At the one end, in our Western world, there lie the beliefs and practices of those whom I have referred to, people who embrace such titles as pagan, spiritual, and mystical; at the other are those like myself who uphold reason and evidence as humanity’s only shot at objective truth; and between the two, the dominant forms of Judaism, Islam, and Christianity; authoritarian religions all that proclaim the earth accursed and treat it accordingly even as they pursue worldly wealth and power. As much as they hate one another, pagan/spiritual/mystical people and mainstream religious people are alike in that they share a contempt for reason and evidence, at least in regard to such things as they themselves believe in the absence of reason or evidence. Truly, once rationality is declared a hindrance to the discovery of “higher truth,” people are free to believe whatever they please without the least embarrassment.

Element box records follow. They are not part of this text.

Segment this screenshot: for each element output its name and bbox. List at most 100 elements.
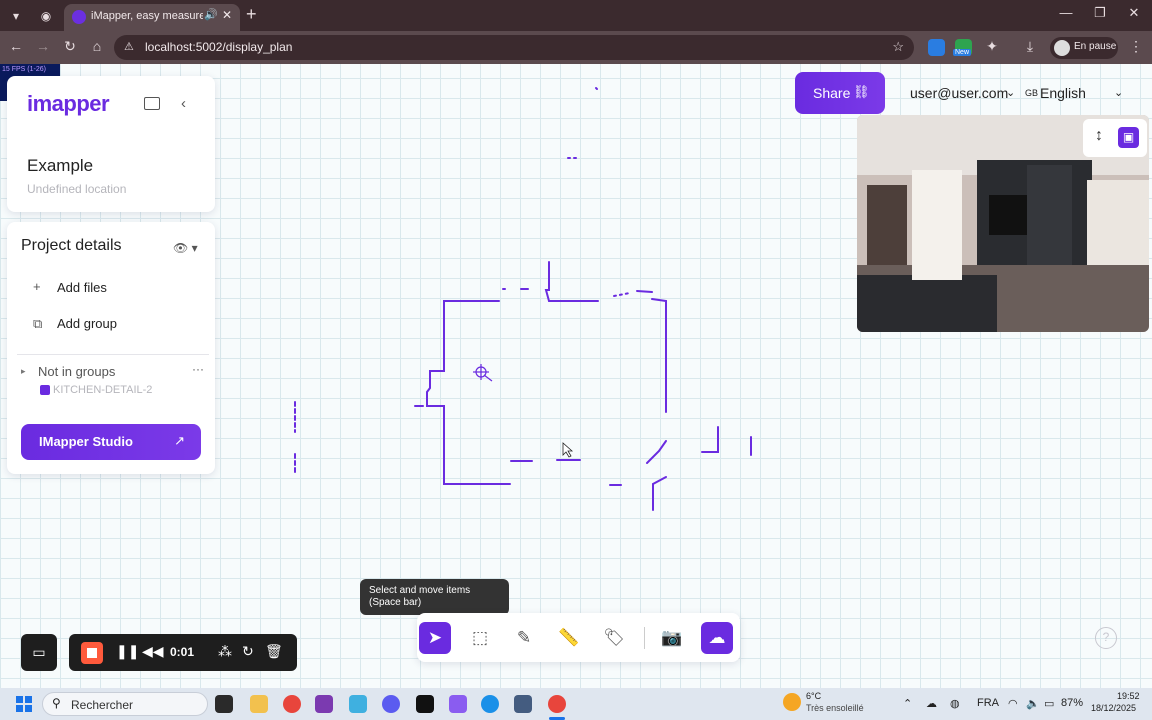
trash-icon[interactable]: 🗑	[265, 643, 283, 660]
battery-icon[interactable]: ▭	[1044, 697, 1054, 710]
back-icon[interactable]: ←	[6, 38, 26, 54]
share-button[interactable]: Share ⛓	[795, 72, 885, 114]
chevron-down-icon[interactable]: ⌄	[1006, 86, 1015, 99]
cloud-icon[interactable]: ☁	[926, 697, 937, 710]
extension-icon[interactable]	[928, 39, 945, 56]
volume-icon[interactable]: 🔈	[1026, 697, 1040, 710]
app-tray-icon[interactable]: ◍	[950, 697, 960, 710]
tab-list-icon[interactable]: ▾	[6, 6, 26, 26]
file-explorer-icon[interactable]	[250, 695, 268, 713]
download-icon[interactable]: ⤓	[1020, 38, 1040, 55]
image-icon[interactable]: ▣	[1118, 127, 1139, 148]
stop-record-button[interactable]	[81, 642, 103, 664]
bookmark-star-icon[interactable]: ☆	[892, 39, 904, 55]
project-location: Undefined location	[27, 182, 127, 196]
pause-icon[interactable]: ❚❚	[116, 643, 139, 660]
webcam-toggle-icon[interactable]: ▭	[21, 634, 57, 671]
recorder-bar: ❚❚ ◀◀ 0:01 ⁂ ↻ 🗑	[69, 634, 297, 671]
transform-tool-icon[interactable]: ⬚	[464, 622, 496, 654]
divider	[17, 354, 209, 355]
close-tab-icon[interactable]: ✕	[222, 8, 232, 22]
profile-button[interactable]: En pause	[1050, 37, 1118, 59]
chevron-left-icon[interactable]: ‹	[181, 95, 186, 112]
camera-controls: ↕ ▣	[1083, 119, 1147, 157]
help-icon[interactable]: ?	[1095, 627, 1117, 649]
clock-date[interactable]: 18/12/2025	[1091, 703, 1136, 713]
reload-icon[interactable]: ↻	[60, 38, 80, 55]
folder-icon[interactable]	[144, 97, 160, 110]
tools-bar: ➤ ⬚ ✎ 📏 🏷 📷 ☁	[417, 613, 740, 662]
add-group-button[interactable]: Add group	[57, 316, 117, 331]
resize-vertical-icon[interactable]: ↕	[1095, 127, 1103, 145]
browser-tab[interactable]: iMapper, easy measuremen 🔊 ✕	[64, 4, 240, 31]
external-link-icon: ↗	[174, 433, 185, 448]
site-info-icon[interactable]: ⚠	[124, 40, 134, 53]
restart-icon[interactable]: ↻	[242, 643, 254, 660]
weather-desc: Très ensoleillé	[806, 703, 864, 713]
select-tool-icon[interactable]: ➤	[419, 622, 451, 654]
new-badge: New	[953, 49, 972, 56]
chrome-app-icon[interactable]	[283, 695, 301, 713]
menu-icon[interactable]: ⋮	[1126, 38, 1146, 55]
plus-icon[interactable]: +	[33, 279, 41, 294]
layer-drag-icon[interactable]	[40, 385, 50, 395]
address-bar[interactable]: ⚠ localhost:5002/display_plan ☆	[114, 35, 914, 60]
grid-icon[interactable]: ⁂	[218, 643, 232, 660]
app-icon[interactable]	[514, 695, 532, 713]
browser-toolbar: ← → ↻ ⌂ ⚠ localhost:5002/display_plan ☆ …	[0, 31, 1152, 64]
imapper-studio-button[interactable]: IMapper Studio ↗	[21, 424, 201, 460]
link-icon: ⛓	[853, 84, 870, 99]
terminal-icon[interactable]	[416, 695, 434, 713]
tooltip: Select and move items (Space bar)	[360, 579, 509, 615]
url-text: localhost:5002/display_plan	[145, 40, 293, 54]
extension-new-icon[interactable]: New	[953, 39, 972, 56]
task-view-icon[interactable]	[215, 695, 233, 713]
add-group-icon[interactable]: ⧉	[33, 316, 42, 332]
record-tab-icon[interactable]: ◉	[36, 6, 56, 26]
avatar	[1054, 40, 1070, 56]
visibility-eye-icon[interactable]: 👁 ▾	[173, 241, 198, 255]
rewind-icon[interactable]: ◀◀	[142, 643, 164, 660]
app-icon[interactable]	[449, 695, 467, 713]
studio-button-label: IMapper Studio	[39, 434, 133, 449]
user-menu[interactable]: user@user.com	[910, 85, 1008, 101]
slack-icon[interactable]	[349, 695, 367, 713]
chrome-active-icon[interactable]	[548, 695, 566, 713]
layer-item[interactable]: KITCHEN-DETAIL-2	[53, 384, 152, 396]
chevron-down-icon[interactable]: ▸	[21, 366, 26, 377]
imapper-logo[interactable]: imapper	[27, 91, 110, 117]
minimize-icon[interactable]: —	[1054, 5, 1078, 20]
annotate-tool-icon[interactable]: ✎	[508, 622, 540, 654]
input-language[interactable]: FRA	[977, 697, 999, 709]
chevron-down-icon[interactable]: ⌄	[1114, 86, 1123, 99]
windows-start-icon[interactable]	[16, 696, 32, 712]
tag-tool-icon[interactable]: 🏷	[598, 622, 630, 654]
taskbar-search[interactable]: ⚲ Rechercher	[42, 692, 208, 716]
fps-text: 15 FPS (1-26)	[2, 66, 46, 73]
onenote-icon[interactable]	[315, 695, 333, 713]
weather-sun-icon[interactable]	[783, 693, 801, 711]
new-tab-button[interactable]: +	[246, 4, 257, 25]
measure-tool-icon[interactable]: 📏	[553, 622, 585, 654]
recording-time: 0:01	[170, 645, 195, 659]
forward-icon[interactable]: →	[33, 38, 53, 54]
group-header[interactable]: Not in groups	[38, 364, 115, 379]
add-files-button[interactable]: Add files	[57, 280, 107, 295]
cloud-download-icon[interactable]: ☁	[701, 622, 733, 654]
clock-time[interactable]: 19:52	[1117, 691, 1140, 701]
language-select[interactable]: English	[1040, 85, 1086, 101]
more-options-icon[interactable]: ···	[192, 362, 204, 376]
app-icon[interactable]	[382, 695, 400, 713]
audio-icon[interactable]: 🔊	[204, 8, 218, 21]
home-icon[interactable]: ⌂	[87, 38, 107, 54]
camera-tool-icon[interactable]: 📷	[656, 622, 688, 654]
close-window-icon[interactable]: ✕	[1122, 5, 1146, 21]
restore-icon[interactable]: ❐	[1088, 5, 1112, 21]
tray-overflow-icon[interactable]: ⌃	[903, 697, 912, 710]
edge-icon[interactable]	[481, 695, 499, 713]
divider	[644, 627, 645, 649]
share-label: Share	[813, 85, 851, 101]
wifi-icon[interactable]: ◠	[1008, 697, 1018, 710]
extensions-puzzle-icon[interactable]: ✦	[982, 38, 1002, 55]
tooltip-text: Select and move items (Space bar)	[369, 585, 471, 608]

Yet, in the case of the mainstream religions, if two people worship different Gods of love—each of whom demands that he (they are invariably male, you know) alone be worshipped—how are they to resolve their differences in the absence of reason and evidence? They cannot. They can but agree to disagree or, as usually happens when one or both sides thinks it can win, resort to intimidation and violence.

“A religion, even if it calls itself a religion of love, must be hard and unloving to those who do not belong to it.” –Sigmund Freud, Group Psychology and the Analysis of the Ego, 1921

If Freud was right—and I think he was—there can be no peace among religions; there can only be lulls in the fighting, and never any love.